Drei Jahre in der Europa-Zentrale des Technologie-Multis



Sollte es tatsächlich einigen Menschen gelungen sein, vom Tellerwäscher zum Millionär aufzusteigen, so kolportiert der amerikanische Traum allenfalls die unbegrenzten Möglichkeiten in diesem Land, über andere Menschen zu verfügen und ihre Arbeitskraft auszubeuten. Gleiches gilt für die spektakulären Karrieren mancher Garagenbastler des informationstechnologischen Zeitalters, deren bescheidene Firmengründungen zu weltweit führenden Konzernen mutierten. Zu genialen Gründern, weitsichtigen Visionären und charismatischen Propheten verklärt sie die vom geschäftlichen Erfolg geblendete Rückschau, die vom Ende her denkend alle vorangegangen Irrungen und Wirrungen erst zu einer Kausalkette verknüpft.

Wenn Sie in die Zukunft blicken, können Sie nicht erkennen, wo Zusammenhänge bestehen. Das wird erst in der Rückschau möglich. Das heißt, Sie müssen darauf vertrauen, dass sich die einzelnen Mosaiksteinchen in Ihrer Zukunft zu einem Gesamtbild zusammenfügen. Sie müssen auf etwas vertrauen - Ihr Bauchgefühl, das Schicksal, das Leben, Karma, egal was. Denn der Glaube daran, dass sich irgendwann die einzelnen Mosaiksteinchen zusammenfügen werden, gibt Ihnen die Zuversicht, dem Ruf Ihres Herzens zu folgen. Auch wenn der Sie abseits der ausgetretenen Wege führt - aber das macht den Unterschied.
(S. 14) 

Der 2011 verstorbene Apple-Gründer Steve Jobs sagte dies am 12. Juni 2005 in einer legendären Abschlußrede vor Studenten der Stanford University, die Daniela Kickl in voller Länge ihrem Buch "Apple intern - Drei Jahre in der Europa-Zentrale des Technologie-Multis" voranstellt. Das ist insofern durchaus angemessen, als der von seiner entufernden Anhängerschaft gleichsam zum Messias neoreligiöser Markenverehrung überhöhte Unternehmer deren ideologische Unterfütterung in persona fabriziert.
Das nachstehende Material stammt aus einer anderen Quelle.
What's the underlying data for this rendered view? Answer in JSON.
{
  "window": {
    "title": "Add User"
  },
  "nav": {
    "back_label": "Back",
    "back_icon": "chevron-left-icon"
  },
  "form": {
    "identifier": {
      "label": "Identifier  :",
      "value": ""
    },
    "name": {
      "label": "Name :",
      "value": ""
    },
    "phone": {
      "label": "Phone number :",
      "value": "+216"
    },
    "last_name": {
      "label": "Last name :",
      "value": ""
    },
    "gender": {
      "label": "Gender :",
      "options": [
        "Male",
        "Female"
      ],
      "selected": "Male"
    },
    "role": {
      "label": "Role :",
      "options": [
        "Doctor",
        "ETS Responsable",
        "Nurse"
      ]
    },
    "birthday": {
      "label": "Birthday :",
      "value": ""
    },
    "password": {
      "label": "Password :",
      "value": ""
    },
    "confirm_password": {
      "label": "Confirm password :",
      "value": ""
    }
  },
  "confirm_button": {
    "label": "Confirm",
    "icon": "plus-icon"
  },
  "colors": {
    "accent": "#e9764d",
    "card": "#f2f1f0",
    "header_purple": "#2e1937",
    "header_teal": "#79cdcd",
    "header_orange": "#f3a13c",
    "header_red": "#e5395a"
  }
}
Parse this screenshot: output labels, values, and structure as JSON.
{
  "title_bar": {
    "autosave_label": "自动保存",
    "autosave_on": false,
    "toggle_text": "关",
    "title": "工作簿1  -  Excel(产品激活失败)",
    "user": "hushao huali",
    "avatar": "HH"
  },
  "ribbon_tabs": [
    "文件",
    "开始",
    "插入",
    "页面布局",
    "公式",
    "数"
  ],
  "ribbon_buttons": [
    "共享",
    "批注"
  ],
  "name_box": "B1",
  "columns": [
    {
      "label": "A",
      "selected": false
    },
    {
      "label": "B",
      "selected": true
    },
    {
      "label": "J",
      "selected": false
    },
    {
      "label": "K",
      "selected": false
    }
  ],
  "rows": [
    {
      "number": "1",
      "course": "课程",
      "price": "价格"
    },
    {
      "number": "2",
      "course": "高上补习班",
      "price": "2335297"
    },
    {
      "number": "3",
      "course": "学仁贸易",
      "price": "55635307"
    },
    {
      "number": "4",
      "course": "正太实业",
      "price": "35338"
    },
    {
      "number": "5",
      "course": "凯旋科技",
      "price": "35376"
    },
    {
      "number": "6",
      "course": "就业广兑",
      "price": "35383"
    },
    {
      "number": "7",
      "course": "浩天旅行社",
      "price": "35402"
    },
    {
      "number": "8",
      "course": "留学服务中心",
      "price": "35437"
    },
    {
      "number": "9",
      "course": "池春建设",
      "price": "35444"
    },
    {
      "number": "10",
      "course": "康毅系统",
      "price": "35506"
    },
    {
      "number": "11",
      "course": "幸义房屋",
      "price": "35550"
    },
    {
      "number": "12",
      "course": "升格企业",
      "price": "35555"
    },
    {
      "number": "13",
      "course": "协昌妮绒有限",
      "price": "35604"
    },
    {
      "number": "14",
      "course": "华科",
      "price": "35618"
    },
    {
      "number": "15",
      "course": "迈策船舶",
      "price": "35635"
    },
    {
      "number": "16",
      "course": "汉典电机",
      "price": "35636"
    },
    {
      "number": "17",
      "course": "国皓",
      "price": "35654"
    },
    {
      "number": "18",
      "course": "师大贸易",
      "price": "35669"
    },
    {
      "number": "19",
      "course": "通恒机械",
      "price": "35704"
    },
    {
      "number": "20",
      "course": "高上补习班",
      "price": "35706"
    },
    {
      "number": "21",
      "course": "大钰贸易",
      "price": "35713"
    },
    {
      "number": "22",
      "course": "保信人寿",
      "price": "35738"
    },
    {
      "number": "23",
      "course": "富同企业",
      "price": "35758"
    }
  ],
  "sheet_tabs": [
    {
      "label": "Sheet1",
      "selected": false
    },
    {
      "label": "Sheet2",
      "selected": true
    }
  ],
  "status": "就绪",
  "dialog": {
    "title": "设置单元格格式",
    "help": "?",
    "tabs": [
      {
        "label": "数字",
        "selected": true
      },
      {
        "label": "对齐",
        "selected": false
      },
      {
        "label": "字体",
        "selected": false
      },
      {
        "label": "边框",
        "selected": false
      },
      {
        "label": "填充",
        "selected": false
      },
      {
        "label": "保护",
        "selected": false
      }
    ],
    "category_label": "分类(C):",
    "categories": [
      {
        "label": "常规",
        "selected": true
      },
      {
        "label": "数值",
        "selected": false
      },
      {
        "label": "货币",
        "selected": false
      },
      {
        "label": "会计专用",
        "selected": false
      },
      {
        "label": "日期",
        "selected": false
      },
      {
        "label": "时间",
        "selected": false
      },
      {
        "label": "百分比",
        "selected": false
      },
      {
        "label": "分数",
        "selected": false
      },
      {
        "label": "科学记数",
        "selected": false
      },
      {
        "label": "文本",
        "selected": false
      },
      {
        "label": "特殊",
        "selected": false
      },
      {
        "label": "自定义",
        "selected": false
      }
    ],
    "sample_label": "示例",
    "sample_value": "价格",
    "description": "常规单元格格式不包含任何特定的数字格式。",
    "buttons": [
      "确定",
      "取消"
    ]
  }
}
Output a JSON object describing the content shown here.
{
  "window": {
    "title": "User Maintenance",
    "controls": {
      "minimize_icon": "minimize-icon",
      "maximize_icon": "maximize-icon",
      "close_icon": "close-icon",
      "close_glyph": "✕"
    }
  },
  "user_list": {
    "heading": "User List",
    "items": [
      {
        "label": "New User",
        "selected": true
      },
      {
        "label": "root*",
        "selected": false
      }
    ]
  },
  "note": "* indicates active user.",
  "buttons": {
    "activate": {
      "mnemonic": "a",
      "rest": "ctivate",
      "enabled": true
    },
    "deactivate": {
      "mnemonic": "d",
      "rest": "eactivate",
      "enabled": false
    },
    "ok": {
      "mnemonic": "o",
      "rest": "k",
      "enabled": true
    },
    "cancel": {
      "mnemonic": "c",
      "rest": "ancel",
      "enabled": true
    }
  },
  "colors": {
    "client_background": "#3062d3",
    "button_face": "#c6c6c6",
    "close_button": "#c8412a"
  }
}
Macht es wie ich, lautet seine triviale Botschaft, als zeuge nicht gerade sein in erbitterten Konkurrenzkämpfen selbst im eigenen Konzern durchgesetzter Siegeszug ganz im Gegenteil davon, daß Abertausende auf der Strecke bleiben, bis der Leitstern seine volle Strahlkraft entfaltet.

Charakteristisch für die regressive Ideologie von Silicon Valley ist der okkupierte Anspruch seiner maßgeblichen Akteure, sie knüpften nahtlos an emanzipatorische Bestrebungen der US-amerikanischen Jugend an und schüfen mittels der IT-Entwicklung die technologische Grundlage einer freien Gesellschaft. Sie trugen damit nicht nur in hohem Maße zur Abkehr von jeglichen gesellschaftsveränderten Kämpfen und damit der Entsorgung vordem herangewachsener Potentiale des Widerstands bei, sondern beflügelten insbesondere ein neues Akkumulationsregime kapitalistischer Verwertung, das die Durchdringung der Arbeitsprozesse, sozialen Beziehungen und selbst der Körperlichkeit des Menschen auf beispiellose Weise forciert.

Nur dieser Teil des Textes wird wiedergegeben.